The consolidation driver is also easy to understand. Many devices currently have multiple processors, especially in automotive, transportation, industrial control, medical, printers, and so forth, and multicore provides an opportunity to combine these separate processors into a single device, saving space, cost, and power.
The hypervisor runs on the bare metal multicore or single-core hardware, partitions the memory, processing cores and devices, creates the virtual environments, and then gets out of the way. It allows a control partition to reset virtual environments and update them on the fly.

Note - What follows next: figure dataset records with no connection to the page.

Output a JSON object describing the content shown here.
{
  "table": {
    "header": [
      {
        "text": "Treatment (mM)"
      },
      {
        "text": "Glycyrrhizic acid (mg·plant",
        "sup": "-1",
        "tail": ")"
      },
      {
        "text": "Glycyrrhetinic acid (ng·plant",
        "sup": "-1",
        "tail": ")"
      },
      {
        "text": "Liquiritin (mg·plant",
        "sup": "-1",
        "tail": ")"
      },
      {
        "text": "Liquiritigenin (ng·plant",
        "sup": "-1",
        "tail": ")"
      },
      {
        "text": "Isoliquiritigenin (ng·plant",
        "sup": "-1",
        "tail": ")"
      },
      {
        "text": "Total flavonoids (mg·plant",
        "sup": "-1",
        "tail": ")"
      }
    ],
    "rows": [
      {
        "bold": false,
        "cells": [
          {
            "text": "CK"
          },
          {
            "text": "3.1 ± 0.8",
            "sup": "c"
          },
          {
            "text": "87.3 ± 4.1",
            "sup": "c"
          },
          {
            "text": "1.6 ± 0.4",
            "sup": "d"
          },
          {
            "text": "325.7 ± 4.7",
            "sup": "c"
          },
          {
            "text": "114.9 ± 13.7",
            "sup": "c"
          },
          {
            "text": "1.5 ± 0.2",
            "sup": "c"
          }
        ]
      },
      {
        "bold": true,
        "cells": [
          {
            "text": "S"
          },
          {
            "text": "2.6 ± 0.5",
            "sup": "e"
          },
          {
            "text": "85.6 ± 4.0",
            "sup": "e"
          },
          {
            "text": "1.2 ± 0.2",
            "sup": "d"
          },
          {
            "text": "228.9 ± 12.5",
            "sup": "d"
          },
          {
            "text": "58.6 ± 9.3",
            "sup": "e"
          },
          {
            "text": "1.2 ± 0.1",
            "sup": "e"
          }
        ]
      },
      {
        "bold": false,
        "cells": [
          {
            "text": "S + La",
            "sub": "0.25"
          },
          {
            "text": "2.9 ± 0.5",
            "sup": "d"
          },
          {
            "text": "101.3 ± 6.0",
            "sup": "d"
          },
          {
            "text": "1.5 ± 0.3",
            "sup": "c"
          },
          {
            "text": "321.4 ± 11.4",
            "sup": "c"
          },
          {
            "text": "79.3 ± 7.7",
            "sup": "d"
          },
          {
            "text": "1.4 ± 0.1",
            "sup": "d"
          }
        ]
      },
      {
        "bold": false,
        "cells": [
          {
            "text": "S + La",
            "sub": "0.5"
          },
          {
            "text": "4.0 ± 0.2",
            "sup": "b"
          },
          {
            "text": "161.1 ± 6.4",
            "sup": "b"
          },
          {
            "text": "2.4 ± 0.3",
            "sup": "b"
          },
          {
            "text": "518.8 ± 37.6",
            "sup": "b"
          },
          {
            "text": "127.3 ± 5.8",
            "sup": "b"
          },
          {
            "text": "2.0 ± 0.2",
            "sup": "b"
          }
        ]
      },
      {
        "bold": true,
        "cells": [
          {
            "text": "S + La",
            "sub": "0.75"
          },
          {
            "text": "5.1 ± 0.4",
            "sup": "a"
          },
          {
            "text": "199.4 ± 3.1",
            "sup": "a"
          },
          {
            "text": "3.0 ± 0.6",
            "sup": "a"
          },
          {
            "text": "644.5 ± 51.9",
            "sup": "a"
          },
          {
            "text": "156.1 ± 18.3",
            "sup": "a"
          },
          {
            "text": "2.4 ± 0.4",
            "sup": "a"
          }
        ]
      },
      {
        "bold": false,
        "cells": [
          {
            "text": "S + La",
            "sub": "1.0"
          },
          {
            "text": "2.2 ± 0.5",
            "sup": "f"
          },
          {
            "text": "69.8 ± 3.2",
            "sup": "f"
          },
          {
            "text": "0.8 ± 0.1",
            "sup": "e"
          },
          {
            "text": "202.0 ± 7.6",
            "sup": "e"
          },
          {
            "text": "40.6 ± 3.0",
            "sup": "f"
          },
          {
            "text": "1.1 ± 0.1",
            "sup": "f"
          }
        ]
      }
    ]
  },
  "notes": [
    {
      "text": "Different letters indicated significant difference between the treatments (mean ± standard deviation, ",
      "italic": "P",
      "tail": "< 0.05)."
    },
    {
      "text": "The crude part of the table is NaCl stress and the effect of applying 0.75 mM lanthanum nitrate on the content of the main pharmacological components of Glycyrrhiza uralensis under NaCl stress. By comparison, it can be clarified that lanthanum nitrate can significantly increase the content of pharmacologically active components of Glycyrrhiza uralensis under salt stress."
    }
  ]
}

The hypervisor also provides the ability to lock each virtual environment to its own core or to time-slice a single physical core between multiple virtual environments with an efficient real-time scheduler.
Multicore is here to stay, and a product that may be using a single core today may go dual-core in the next release and quad core or more five years from now. Virtualization provides the flexibility to adapt to those changes without having to make large architectural changes in the software for these devices.
One of the reasons why many current embedded systems have multiple different processors is to keep critical code separate from non-critical code. For example, the control of large machinery runs on a separate processor from the software that provides the graphical user interface to the user.
These types of separations can often be found in embedded systems for security, safety, or legal reasons. An embedded hypervisor is a small layer of software underneath the virtual environments, so it is the ideal arbitrator, ensuring that the virtual environments do not impact each other. Often these arbitrators need to be certified, which is feasible due to the small size of the virtualization layer.
Separation is not a barrier to virtualization, but it is something that should be taken into account when designing a virtualized embedded system.
Hypervisors drive innovation
A slight twist on the consolidation driver is the situation where an existing device has a certain amount of functionality, for example, a medical device, a multifunctional printer, a set-top-box. These devices often run a real-time operating system to satisfy responsiveness requirements.
The emergence of Linux has opened up possibilities to add new and groundbreaking functionality to these devices, but the cost of adding a second processor to the device is often prohibitive. Virtualization removes that barrier and enables the designer to add Linux to the existing processor (provided enough processing cycles are available) and provide innovative new functionality to the device.
Hypervisor technology has been around longer than the now ubiquitous personal computer. Virtualization in the IT market has taken off in the past years and is now scaling the walls to the embedded market. But embedded systems are more sensitive to available resources than IT systems; hence the hypervisors themselves are smaller and focused on real-time behaviour.
Using hypervisors to innovate existing designs provides the embedded designer with new ways to add features and security, both through open source and their own in-house developments. Certification artefacts help developers through the standards approval process more effectively, and hypervisors assist with separating the safety critical elements of the design from less critical areas.
But embedded designers are much more sensitive to the available resources than enterprise system developers. The new generation of hypervisors for industrial, transportation, and medical designs must have a tight focus on the memory space and processor cycles.
This allows the designer the maximum flexibility in the code development, providing new features to improve both the safety and functionality of the next-generation systems. Embedded systems are getting faster, multicores are being used more and more, and designers are looking for the next level of flexibility and scalability when building embedded systems.
Mark Hermeling is senior product manager for multicore and virtualization at Wind River.